Parishes that are facing financial difficulty or unable to meet the appeal goal may apply for an abatement from either the tithe or Appeal assessment. Requests for abatements will be reviewed by an abatement committee to be established by the cardinal.
In 2008, the archdiocese established the Improved Financial Relationship Committee (IFRC) to review the system in place at the time for parish financial support of the ministries and offices of the archdiocese, and for making recommendations for improvements to the system.
"The committee was charged with finding a way to simplify a pre-existing reality, which was really this hodgepodge of taxes, assessments, fees and goals," said Father Bryan Parrish, an IFRC member who co-chaired the committee representing pastors from 2008 until 2011.
The IFRC included representatives of the Archdiocesan Finance Council, the Archdiocesan Pastoral Council, the Presbyteral Council, pastors of the Archdiocese, and staff of various offices of the archdiocese with expertise in law, pastoral care, fundraising, and finances.
At the time, the IFRC began its work as it surveyed all of the pastors of the archdiocese and requested feedback on the system in place at that time. It also surveyed other archdioceses and dioceses across the United States, where it found that 23 of 30 archdioceses and dioceses surveyed had some form of a broad-based financial model to coordinate financial support of the ministries and offices of the archdiocese or diocese.
"All of that really shaped how the model ended up being finalized and presented," Father Parrish said.
In 2009 Cardinal Seán P. O'Malley accepted the IFRM as a viable financial blueprint. The IFRM went into effect over time, in phases and through a series of consultative efforts. The first phase of 33 parishes adopted the model in 2010, followed by the second phase of 45 parishes in 2011. After Cardinal O'Malley consulted with the Presbyteral Council and the Finance Council, he approved the IFRM for final implementation in two remaining phases.
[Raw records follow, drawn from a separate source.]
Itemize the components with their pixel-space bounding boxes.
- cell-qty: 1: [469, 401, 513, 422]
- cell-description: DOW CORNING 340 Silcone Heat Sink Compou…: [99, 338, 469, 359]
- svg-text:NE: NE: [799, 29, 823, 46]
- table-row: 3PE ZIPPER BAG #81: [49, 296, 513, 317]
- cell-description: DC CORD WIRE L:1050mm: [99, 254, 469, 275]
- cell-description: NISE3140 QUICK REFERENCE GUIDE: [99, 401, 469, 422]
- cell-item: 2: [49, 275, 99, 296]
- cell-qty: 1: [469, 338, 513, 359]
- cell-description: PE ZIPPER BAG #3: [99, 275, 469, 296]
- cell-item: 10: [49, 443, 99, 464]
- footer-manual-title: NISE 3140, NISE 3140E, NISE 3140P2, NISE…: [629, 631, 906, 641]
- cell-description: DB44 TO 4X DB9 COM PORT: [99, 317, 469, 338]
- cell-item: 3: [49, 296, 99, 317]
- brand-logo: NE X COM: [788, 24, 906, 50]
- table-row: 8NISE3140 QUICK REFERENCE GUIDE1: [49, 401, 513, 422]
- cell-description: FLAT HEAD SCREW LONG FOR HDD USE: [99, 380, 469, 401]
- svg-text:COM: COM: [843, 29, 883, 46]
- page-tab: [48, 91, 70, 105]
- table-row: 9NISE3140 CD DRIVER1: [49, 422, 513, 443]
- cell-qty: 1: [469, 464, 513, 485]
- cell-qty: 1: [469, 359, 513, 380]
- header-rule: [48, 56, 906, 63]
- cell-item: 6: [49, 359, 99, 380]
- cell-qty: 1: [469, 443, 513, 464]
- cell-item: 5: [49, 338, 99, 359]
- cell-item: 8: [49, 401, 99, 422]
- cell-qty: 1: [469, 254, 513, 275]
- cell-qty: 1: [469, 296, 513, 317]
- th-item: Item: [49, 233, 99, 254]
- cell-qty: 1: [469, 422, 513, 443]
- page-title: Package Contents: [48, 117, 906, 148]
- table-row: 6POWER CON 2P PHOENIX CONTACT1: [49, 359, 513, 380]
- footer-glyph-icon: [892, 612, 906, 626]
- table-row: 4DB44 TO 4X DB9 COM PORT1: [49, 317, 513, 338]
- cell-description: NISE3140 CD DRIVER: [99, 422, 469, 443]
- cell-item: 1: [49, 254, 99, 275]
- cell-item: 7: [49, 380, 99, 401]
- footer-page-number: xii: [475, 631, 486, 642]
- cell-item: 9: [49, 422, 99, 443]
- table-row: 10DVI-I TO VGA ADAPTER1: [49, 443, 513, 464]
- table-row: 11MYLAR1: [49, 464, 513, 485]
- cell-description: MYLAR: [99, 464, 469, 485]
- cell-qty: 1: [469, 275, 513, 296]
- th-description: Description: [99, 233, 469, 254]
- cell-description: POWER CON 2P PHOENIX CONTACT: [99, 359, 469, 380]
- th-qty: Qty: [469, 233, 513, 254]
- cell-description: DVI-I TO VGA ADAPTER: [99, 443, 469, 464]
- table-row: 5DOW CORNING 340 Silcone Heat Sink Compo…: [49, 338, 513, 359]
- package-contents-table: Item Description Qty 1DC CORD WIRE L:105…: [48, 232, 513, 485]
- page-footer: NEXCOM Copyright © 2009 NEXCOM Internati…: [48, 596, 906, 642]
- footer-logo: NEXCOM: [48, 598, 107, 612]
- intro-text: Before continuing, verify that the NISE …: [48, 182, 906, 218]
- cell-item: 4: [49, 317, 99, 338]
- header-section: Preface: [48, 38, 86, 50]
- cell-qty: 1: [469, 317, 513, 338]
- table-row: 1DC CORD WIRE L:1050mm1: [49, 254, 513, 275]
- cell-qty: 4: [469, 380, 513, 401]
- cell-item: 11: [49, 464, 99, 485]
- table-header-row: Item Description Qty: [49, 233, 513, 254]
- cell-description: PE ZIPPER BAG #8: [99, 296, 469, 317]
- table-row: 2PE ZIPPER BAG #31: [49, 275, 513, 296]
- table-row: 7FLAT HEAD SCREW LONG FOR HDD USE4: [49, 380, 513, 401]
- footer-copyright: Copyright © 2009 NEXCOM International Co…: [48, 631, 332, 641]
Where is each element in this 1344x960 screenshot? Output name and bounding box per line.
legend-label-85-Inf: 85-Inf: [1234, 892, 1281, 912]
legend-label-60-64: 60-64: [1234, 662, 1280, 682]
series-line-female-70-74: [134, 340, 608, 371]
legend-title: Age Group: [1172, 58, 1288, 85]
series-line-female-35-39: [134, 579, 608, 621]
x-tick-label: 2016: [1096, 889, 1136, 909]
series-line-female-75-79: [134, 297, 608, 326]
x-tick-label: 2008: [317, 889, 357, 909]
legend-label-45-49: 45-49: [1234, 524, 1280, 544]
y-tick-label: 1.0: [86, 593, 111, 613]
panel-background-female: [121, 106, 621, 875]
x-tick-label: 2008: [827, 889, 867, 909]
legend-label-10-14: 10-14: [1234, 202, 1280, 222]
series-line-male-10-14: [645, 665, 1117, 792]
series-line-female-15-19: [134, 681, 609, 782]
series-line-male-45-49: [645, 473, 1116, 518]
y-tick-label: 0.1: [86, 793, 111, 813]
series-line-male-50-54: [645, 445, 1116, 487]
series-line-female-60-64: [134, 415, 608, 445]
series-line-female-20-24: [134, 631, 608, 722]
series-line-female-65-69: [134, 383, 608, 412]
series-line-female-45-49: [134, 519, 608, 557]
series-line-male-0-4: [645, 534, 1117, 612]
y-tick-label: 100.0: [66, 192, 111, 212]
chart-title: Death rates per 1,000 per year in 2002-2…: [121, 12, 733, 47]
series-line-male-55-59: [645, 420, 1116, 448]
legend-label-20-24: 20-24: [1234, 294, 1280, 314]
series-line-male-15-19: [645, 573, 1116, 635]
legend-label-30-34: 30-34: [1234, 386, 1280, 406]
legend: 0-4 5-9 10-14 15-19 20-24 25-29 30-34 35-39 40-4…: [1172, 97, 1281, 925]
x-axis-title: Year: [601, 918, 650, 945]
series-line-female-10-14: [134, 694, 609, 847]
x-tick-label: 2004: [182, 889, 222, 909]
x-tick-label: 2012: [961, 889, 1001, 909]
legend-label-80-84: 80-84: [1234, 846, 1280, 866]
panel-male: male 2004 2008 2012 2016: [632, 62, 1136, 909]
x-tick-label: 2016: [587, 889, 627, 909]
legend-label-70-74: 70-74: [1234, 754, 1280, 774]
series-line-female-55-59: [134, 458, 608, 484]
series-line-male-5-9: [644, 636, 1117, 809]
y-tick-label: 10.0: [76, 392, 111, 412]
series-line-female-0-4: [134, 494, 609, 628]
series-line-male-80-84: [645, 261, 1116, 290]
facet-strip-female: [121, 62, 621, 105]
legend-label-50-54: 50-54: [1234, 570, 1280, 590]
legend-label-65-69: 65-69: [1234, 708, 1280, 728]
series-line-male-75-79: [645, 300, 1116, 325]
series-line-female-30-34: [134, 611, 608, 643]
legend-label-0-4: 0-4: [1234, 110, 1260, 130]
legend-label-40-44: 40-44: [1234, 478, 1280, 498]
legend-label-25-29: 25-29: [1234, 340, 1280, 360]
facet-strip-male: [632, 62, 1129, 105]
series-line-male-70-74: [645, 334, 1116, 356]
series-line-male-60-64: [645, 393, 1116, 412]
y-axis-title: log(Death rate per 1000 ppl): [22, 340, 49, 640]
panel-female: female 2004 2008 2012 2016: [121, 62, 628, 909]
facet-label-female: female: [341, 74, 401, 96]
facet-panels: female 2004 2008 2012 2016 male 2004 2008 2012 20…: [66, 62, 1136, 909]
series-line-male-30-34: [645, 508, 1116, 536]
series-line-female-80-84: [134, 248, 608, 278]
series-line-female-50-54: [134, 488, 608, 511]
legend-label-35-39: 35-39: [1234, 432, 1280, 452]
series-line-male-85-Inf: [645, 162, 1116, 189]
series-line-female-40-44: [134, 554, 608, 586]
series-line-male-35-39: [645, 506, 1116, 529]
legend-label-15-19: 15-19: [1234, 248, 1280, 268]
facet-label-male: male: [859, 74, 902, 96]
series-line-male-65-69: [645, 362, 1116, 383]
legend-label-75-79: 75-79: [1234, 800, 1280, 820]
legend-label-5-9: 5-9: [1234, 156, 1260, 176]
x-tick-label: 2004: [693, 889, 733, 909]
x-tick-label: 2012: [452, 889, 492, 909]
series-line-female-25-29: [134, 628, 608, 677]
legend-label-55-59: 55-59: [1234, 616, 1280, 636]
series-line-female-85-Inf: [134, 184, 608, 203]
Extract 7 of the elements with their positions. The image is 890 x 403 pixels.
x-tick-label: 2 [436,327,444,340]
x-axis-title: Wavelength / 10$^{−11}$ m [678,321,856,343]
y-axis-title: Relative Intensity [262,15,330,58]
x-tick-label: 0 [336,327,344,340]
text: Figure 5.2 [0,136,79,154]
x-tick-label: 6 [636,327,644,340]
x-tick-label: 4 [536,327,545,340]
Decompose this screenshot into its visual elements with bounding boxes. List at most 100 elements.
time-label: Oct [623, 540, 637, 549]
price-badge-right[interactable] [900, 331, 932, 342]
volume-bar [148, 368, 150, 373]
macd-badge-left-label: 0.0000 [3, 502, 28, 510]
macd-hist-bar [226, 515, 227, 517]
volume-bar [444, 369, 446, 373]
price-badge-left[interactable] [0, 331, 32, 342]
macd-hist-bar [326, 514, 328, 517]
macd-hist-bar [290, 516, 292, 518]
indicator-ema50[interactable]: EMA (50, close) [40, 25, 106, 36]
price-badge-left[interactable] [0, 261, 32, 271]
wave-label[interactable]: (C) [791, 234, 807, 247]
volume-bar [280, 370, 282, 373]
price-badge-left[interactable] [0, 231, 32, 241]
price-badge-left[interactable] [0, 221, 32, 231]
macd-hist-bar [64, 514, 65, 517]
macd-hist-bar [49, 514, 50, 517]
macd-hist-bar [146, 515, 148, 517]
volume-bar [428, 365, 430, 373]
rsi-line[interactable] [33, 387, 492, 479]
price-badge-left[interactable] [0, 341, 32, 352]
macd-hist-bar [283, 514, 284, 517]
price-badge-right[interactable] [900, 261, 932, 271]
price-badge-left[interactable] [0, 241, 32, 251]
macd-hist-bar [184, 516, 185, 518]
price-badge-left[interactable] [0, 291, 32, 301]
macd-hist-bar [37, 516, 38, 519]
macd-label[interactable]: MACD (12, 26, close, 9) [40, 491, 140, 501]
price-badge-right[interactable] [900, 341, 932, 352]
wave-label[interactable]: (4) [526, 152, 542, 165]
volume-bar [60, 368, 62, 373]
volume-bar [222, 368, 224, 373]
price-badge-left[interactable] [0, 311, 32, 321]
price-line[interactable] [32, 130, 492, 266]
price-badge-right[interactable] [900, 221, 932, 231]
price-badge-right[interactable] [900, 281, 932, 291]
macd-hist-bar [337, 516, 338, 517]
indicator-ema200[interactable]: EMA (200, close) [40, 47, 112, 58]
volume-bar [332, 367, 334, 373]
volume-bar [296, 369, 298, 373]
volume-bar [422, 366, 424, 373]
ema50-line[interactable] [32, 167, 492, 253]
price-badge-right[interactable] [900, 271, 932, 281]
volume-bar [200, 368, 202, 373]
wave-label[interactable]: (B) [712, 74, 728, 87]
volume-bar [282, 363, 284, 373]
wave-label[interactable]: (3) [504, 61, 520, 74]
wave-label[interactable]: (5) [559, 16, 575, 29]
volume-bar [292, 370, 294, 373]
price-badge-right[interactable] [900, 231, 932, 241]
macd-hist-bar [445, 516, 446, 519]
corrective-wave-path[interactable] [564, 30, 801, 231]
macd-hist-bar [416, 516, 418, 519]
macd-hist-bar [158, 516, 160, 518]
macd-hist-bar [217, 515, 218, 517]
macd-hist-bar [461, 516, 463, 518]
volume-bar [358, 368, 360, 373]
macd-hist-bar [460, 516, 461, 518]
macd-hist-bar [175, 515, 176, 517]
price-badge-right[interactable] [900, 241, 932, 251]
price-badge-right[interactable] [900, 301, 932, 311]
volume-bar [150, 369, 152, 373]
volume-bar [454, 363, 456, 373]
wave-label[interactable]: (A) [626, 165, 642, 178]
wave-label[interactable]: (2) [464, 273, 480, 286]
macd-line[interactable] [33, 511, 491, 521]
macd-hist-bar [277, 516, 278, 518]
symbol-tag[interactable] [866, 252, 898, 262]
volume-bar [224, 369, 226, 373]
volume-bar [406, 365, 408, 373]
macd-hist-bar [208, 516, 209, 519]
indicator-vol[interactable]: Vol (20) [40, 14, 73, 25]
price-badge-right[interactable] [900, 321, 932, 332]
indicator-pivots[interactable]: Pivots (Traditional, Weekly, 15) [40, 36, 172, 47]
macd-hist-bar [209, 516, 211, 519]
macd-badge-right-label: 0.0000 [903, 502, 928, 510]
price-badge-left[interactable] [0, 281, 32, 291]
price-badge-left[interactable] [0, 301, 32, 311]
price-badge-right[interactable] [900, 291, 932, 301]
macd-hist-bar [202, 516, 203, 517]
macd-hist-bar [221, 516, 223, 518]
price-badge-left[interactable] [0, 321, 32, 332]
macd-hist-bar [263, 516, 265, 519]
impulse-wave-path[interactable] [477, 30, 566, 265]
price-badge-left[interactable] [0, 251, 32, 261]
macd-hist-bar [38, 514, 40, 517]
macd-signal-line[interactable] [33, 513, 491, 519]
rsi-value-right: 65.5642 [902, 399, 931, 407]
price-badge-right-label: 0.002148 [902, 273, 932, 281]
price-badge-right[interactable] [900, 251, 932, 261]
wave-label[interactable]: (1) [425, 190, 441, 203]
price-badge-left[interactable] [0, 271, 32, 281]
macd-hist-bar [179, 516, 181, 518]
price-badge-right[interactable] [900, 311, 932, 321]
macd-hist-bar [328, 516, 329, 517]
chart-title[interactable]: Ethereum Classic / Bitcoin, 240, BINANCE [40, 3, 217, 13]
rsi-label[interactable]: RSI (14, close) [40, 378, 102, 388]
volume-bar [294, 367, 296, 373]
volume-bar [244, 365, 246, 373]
The third phase would see 68 parishes enter in 2012, with remaining parishes scheduled to join in July of 2013, based on the recommendation of the committee formed to review the prior system.
Father David Michael, currently pastor at St. Joseph in Needham, experienced the first phase of the IFRM as a pastor at St. John Chrysostom in West Roxbury and a Presbyteral Council member at the time. He was so impressed with how the IFRM worked at his previous parish that he proposed it to the finance council shortly after becoming the pastor at St. Joseph.
"It replaced a whole set of sort of jerry-rigged fees with a proportionally equally system for everybody, for every parish," he said.